To not vote for Obama because of principled objections to his Constitutional violations is to abandon addressing the near-term emergencies for a longer-term, philosophical commitment. I don't think it makes sense. The Yahoos running against him will undermine and negate every social justice, environmental, anti-corporate, anti-nuclear effort and establish a Facist legal system as well.
If you agree with that analysis, wouldn't it make sense to organize around those issues for which constituencies already exist? Trying to move (or limit) money in politics; supporting the President's higher fuel efficiency standards and the EPA's cleaner air standards; fight the threat of nuclear power and waste, etc., and use organizing to address people about the issues you (John and Jon) raise?

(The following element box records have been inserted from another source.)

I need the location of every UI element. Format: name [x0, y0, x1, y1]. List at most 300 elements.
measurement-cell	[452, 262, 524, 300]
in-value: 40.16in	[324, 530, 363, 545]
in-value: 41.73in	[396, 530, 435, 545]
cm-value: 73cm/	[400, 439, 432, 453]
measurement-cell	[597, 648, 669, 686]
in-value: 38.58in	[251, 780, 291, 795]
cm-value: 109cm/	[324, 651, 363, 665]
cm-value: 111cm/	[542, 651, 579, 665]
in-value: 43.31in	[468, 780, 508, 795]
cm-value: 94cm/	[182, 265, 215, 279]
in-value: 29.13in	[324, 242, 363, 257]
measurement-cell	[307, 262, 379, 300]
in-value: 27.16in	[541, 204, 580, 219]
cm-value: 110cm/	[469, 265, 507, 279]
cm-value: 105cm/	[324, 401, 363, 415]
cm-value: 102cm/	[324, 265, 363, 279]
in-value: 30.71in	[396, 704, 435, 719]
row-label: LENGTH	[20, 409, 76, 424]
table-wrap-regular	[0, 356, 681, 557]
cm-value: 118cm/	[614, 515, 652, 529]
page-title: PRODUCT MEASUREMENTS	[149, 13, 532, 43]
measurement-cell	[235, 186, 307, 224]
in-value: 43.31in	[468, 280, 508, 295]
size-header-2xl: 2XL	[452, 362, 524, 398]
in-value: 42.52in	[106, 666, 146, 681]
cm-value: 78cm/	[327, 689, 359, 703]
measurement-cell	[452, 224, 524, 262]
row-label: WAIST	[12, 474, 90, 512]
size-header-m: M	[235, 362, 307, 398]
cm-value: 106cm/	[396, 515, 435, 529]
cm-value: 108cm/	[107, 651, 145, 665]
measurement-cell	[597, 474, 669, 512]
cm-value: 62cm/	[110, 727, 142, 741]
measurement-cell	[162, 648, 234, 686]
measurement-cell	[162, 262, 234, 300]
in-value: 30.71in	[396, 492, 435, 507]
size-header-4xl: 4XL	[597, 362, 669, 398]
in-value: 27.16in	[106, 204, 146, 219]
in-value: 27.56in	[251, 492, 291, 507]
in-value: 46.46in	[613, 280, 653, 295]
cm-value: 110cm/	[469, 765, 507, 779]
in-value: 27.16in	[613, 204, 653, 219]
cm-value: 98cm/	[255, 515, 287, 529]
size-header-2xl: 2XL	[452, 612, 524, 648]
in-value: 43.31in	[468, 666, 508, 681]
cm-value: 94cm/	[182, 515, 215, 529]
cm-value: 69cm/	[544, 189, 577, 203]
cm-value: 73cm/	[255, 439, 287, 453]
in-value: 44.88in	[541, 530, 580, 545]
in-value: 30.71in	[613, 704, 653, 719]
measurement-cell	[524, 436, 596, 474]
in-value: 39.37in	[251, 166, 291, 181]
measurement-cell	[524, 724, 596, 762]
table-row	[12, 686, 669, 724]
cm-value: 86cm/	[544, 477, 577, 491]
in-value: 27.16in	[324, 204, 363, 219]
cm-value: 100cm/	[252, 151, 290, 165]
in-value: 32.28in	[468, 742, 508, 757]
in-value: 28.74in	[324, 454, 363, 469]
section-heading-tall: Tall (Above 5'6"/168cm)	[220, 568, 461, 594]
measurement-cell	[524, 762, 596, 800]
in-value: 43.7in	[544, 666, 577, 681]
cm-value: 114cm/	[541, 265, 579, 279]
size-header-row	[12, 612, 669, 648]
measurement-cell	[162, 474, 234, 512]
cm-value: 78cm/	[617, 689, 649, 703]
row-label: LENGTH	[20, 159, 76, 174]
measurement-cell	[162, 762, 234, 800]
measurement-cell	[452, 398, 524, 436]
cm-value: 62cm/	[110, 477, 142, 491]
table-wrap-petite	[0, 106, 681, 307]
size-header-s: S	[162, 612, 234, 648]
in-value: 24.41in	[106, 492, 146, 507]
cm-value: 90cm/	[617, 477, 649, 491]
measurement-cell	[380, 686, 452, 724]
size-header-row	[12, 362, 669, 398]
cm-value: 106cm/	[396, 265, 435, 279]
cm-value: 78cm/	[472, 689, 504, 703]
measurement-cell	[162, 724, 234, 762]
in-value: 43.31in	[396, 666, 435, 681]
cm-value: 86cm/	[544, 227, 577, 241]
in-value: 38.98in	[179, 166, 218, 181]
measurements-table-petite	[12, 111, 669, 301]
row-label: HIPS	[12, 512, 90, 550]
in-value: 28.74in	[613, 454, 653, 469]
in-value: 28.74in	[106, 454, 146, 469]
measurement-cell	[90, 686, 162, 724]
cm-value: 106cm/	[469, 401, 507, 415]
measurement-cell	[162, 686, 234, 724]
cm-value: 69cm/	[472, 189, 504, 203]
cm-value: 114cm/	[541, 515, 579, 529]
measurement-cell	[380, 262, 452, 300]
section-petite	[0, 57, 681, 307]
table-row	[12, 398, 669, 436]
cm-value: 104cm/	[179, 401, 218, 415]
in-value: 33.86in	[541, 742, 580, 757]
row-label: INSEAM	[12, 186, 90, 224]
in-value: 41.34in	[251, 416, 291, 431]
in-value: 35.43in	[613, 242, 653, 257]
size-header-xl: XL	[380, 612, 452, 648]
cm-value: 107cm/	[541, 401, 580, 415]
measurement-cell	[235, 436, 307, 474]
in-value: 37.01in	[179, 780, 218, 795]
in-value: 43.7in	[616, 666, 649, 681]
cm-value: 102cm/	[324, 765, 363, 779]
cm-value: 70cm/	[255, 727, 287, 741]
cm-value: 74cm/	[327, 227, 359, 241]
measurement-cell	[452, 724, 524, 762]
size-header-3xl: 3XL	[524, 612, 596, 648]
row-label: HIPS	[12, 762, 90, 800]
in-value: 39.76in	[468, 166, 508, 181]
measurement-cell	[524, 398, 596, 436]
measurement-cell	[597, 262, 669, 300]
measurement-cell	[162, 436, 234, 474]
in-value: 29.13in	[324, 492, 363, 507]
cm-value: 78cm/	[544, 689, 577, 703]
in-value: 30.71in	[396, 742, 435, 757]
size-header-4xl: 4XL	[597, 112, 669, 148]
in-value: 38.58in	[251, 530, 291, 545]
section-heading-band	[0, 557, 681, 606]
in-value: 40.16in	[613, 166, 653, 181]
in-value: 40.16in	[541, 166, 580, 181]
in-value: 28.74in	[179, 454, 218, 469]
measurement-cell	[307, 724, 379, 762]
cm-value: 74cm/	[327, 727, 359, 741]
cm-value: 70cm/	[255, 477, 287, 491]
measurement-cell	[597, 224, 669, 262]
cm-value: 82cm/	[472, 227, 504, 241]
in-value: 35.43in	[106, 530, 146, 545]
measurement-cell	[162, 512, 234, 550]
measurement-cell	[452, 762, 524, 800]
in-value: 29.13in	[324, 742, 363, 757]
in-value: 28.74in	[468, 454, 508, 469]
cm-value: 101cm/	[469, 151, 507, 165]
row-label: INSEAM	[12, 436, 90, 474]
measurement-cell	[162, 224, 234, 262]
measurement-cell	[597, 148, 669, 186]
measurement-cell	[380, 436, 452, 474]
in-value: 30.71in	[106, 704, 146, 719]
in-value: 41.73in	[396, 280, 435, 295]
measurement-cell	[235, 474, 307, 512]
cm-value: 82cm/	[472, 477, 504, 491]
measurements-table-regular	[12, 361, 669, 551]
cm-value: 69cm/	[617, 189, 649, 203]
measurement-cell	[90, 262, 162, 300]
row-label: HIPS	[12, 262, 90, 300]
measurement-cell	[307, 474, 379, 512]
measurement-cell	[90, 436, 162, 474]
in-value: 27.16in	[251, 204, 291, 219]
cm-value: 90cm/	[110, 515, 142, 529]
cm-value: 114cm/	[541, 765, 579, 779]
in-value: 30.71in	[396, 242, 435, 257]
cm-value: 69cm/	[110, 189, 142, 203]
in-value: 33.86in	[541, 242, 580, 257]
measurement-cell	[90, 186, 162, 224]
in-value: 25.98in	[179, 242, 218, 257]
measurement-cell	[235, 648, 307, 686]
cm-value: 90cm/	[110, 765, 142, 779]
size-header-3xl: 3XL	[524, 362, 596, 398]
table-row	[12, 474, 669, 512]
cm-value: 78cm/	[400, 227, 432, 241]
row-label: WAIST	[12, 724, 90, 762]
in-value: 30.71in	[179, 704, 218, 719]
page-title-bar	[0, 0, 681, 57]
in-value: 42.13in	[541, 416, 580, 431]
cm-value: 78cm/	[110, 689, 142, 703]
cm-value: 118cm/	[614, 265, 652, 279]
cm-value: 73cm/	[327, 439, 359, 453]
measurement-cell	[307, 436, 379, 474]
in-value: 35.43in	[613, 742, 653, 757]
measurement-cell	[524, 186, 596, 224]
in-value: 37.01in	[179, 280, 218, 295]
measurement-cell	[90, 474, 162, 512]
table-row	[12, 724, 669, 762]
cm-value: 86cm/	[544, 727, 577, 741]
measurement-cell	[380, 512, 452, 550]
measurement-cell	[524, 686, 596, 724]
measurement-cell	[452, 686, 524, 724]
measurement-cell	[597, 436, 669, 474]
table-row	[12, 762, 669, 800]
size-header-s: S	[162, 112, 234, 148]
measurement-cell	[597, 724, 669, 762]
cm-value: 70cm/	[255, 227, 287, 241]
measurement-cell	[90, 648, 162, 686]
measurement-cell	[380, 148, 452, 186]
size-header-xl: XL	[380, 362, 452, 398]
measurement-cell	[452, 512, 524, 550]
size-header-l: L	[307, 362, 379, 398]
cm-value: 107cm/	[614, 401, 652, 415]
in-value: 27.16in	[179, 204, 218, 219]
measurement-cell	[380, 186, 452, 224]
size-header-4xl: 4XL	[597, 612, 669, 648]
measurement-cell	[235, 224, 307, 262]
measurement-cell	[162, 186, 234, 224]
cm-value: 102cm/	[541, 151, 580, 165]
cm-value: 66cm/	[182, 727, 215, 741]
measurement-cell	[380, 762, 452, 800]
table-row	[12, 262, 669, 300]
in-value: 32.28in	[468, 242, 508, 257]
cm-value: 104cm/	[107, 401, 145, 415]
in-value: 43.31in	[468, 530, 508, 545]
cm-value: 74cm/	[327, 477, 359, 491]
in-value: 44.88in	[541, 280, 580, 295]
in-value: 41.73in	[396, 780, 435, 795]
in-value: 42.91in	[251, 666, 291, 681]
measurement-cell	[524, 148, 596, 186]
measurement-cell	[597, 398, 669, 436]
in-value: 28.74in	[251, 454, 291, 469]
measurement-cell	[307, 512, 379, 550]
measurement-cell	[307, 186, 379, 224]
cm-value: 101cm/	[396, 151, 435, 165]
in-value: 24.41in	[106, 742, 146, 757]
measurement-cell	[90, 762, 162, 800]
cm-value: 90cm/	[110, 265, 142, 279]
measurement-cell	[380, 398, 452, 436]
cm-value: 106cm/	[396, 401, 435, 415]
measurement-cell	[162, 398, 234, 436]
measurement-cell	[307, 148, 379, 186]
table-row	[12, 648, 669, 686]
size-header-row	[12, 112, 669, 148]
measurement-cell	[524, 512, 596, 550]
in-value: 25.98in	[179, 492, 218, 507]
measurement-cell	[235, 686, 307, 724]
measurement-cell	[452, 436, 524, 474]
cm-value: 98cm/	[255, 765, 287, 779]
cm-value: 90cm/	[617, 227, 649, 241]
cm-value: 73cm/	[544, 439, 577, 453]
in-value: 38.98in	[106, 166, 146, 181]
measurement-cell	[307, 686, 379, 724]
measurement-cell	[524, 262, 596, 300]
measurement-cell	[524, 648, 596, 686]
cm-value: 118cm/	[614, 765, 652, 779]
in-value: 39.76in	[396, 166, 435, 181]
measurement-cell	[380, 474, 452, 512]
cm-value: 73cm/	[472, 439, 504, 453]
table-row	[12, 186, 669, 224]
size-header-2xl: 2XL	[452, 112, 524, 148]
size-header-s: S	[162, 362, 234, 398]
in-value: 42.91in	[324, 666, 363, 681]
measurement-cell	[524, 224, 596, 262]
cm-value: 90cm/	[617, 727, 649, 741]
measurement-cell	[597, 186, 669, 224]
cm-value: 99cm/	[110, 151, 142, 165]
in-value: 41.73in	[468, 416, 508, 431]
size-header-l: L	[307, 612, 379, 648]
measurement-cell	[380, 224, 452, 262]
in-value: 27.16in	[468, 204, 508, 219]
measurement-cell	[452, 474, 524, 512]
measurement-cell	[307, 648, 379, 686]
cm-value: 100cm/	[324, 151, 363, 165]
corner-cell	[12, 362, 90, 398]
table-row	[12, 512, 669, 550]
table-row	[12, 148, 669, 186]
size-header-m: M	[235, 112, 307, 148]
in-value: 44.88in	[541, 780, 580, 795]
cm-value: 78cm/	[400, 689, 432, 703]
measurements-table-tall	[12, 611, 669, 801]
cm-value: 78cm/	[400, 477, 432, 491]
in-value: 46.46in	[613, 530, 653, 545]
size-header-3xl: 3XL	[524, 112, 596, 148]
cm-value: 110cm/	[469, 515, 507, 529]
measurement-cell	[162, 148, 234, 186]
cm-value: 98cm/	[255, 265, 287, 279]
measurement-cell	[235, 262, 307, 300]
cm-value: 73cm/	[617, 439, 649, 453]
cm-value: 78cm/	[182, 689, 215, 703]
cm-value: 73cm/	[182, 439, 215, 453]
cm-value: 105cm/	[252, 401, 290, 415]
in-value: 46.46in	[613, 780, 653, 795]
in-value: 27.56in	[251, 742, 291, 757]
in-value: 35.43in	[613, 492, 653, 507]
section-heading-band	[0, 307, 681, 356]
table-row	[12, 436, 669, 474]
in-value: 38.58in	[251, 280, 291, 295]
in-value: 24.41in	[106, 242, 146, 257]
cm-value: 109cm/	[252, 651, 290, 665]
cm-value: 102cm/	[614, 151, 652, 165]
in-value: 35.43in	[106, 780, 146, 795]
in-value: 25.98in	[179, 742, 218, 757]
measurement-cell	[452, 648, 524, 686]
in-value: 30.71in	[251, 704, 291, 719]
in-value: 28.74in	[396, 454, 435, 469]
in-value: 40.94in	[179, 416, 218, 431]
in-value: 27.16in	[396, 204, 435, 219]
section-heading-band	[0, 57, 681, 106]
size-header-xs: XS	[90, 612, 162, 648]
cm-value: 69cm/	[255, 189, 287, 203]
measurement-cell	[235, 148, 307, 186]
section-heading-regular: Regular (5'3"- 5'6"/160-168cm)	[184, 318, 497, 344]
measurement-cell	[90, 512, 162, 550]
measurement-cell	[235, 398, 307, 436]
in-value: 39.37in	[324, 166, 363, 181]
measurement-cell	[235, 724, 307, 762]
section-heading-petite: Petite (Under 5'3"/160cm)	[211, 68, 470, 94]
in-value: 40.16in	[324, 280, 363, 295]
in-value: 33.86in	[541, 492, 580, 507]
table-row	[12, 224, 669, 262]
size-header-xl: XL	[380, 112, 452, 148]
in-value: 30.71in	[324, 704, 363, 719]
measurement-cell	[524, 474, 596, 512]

Wouldn't this as effectively (and simultaneously) create and build a long-term constituency for the longer term problem? Unless the two of you are ready to arm yourselves and take off into the Bitterroots as militias, you will still be arguing Constitutional Law while hundreds of millions of people are dislocated by flooding, the rain-forests are devastated, 30% of the Earth’s species disappear, and social disruptions of unimaginable scale occur when hundreds of millions of people cross borders seeking resources, fresh water, and higher ground.
Sometimes you have to hold your nose, think of your children and grandchildren and all the miraculous species of the Earth and do what you can in lieu of what you should.